Elevated concentrations of dietary selenium (Se) cause abnormalities and extirpation of fish inhabiting in Se-contaminated environments. However, its effect on fish behavior and the underlying mechanisms remain largely unknown. In this study, two-month-old zebrafish (Danio rerio) was fed seleno-L-methionine (Se-Met) at environmentally relevant concentrations (i.e., control (2.61), low (5.43), medium (12.16), and high (34.61) mu g Se/g dry weight (dw), respectively, corresponding to the C, L, M, and H treatments) for 60 days. Targeted metabolomics, histopathological, and targeted transcriptional endpoints were compared to behavioral metrics to evaluate the effects of dietary exposure to Se-Met. The results showed that the levels of total Se and malondialdehyde in fish brains were increased in a dose-dependent pattern. Meanwhile, mitochondrial damages and decreased activities of the mitochondria respiratory chain complexes were observed in the neurons at the M and H treatments.

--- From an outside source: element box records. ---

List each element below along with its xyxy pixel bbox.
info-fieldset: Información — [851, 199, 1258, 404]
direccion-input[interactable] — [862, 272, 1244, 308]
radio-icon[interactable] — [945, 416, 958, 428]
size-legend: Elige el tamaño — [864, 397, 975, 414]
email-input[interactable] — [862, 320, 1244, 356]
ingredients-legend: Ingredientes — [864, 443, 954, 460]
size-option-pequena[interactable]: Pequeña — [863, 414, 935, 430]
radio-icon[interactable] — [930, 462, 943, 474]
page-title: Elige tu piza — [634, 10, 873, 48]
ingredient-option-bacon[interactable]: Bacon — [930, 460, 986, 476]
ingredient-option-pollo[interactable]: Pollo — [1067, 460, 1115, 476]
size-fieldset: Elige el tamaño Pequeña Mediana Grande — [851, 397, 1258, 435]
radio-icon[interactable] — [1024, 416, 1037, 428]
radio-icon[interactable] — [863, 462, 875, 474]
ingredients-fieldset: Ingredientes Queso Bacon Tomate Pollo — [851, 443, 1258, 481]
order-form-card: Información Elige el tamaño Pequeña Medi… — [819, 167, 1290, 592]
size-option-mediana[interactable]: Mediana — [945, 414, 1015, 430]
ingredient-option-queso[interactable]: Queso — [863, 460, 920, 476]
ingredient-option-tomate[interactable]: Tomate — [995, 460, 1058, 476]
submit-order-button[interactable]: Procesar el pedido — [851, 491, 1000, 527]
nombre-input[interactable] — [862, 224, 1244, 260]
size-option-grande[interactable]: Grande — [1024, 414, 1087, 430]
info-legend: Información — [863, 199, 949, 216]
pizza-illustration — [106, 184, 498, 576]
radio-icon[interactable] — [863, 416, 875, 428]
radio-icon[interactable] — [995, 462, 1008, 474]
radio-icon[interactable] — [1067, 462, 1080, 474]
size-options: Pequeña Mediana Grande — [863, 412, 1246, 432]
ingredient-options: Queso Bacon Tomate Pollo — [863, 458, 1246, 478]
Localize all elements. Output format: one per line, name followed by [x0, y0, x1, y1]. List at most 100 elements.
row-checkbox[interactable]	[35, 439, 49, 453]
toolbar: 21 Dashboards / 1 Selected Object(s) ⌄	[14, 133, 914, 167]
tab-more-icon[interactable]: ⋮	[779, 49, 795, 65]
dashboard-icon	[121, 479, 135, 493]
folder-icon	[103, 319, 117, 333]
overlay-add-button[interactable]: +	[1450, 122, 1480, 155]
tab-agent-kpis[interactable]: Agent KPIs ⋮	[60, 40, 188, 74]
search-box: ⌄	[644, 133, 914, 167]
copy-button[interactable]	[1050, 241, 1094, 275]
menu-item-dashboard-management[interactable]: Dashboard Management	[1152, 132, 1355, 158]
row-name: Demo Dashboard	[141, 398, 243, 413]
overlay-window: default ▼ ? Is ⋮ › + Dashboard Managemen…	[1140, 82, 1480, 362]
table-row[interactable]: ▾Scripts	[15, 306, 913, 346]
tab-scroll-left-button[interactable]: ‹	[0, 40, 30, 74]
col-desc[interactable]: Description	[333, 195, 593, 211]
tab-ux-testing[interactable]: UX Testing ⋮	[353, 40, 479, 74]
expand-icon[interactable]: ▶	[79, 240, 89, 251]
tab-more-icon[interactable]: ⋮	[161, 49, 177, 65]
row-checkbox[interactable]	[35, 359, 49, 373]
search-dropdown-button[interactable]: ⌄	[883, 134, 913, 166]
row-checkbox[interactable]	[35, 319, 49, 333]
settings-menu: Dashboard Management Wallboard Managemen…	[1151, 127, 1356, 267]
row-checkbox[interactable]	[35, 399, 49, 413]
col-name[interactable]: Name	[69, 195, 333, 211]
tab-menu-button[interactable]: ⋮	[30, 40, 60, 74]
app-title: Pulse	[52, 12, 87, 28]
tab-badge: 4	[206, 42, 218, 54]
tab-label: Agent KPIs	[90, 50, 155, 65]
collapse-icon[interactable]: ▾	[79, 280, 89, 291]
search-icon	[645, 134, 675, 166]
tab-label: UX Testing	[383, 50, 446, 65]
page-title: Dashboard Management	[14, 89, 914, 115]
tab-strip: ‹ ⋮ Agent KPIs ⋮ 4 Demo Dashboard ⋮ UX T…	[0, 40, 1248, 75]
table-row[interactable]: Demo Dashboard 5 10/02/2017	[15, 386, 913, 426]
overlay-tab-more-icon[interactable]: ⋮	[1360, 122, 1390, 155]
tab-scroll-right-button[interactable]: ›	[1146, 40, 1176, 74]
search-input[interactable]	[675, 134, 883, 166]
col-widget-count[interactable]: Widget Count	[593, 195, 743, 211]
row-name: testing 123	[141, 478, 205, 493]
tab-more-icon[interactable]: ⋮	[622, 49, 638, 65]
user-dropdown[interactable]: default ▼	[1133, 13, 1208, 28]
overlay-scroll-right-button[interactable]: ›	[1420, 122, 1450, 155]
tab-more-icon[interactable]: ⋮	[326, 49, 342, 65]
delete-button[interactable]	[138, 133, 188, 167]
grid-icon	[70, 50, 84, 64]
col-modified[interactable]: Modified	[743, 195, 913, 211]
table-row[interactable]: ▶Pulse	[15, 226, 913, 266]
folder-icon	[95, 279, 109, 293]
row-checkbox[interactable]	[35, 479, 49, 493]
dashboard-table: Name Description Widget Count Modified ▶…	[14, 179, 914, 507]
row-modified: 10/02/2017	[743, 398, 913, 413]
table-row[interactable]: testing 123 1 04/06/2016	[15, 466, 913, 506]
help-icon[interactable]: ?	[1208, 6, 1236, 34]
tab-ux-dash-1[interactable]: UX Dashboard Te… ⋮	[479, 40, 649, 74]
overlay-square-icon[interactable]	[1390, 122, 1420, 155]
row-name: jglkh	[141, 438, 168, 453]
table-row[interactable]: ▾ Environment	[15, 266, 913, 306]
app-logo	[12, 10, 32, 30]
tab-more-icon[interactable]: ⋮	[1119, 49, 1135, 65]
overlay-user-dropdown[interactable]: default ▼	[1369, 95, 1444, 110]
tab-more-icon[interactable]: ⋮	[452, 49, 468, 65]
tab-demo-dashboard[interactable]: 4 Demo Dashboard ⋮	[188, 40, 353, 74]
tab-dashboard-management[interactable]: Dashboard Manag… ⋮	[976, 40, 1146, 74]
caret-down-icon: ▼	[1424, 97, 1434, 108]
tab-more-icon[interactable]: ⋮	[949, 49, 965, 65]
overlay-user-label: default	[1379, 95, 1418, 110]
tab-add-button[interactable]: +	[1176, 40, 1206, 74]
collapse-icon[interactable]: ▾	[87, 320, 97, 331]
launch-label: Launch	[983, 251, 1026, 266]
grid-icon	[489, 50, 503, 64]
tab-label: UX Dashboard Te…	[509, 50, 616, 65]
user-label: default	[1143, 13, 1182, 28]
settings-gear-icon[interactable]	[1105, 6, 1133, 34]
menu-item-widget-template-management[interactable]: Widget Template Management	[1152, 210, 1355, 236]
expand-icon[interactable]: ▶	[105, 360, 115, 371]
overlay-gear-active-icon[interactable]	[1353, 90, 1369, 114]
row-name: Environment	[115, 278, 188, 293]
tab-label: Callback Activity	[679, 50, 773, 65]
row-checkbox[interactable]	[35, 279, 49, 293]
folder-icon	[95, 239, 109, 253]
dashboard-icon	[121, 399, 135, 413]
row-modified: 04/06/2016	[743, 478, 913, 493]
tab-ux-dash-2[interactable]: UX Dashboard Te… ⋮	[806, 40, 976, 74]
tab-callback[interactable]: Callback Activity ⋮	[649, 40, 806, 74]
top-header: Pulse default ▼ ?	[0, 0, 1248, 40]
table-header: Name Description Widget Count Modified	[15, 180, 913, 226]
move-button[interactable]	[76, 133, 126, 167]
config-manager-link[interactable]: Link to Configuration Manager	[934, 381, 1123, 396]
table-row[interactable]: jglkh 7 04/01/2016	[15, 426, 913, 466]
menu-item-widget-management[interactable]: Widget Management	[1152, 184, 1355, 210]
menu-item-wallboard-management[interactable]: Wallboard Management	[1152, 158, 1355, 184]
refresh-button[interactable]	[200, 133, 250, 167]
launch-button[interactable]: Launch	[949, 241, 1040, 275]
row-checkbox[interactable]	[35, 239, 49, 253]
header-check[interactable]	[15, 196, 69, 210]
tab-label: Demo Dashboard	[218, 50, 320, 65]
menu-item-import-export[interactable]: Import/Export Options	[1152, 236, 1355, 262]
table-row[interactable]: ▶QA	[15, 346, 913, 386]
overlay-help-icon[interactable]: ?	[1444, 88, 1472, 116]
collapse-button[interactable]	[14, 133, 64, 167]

In addition, dietary Se-Met affected neurotransmitters, metabolites, and transcripts of the genes associated with the dopamine, serotonin, gamma-aminobutyric acid, acetylcholine, and histamine signaling pathways in zebrafish brains at the H treatments. The total swimming distance and duration in the Novel Arm were lowered in fish from the H treatment. This study has demonstrated that dietary Se-Met affects the ultrastructure of the zebrafish brain, neurotransmitters, and associated fish behaviors and may help enhance adverse outcome pathways for neurotransmitter-behavior key events in zebrafish.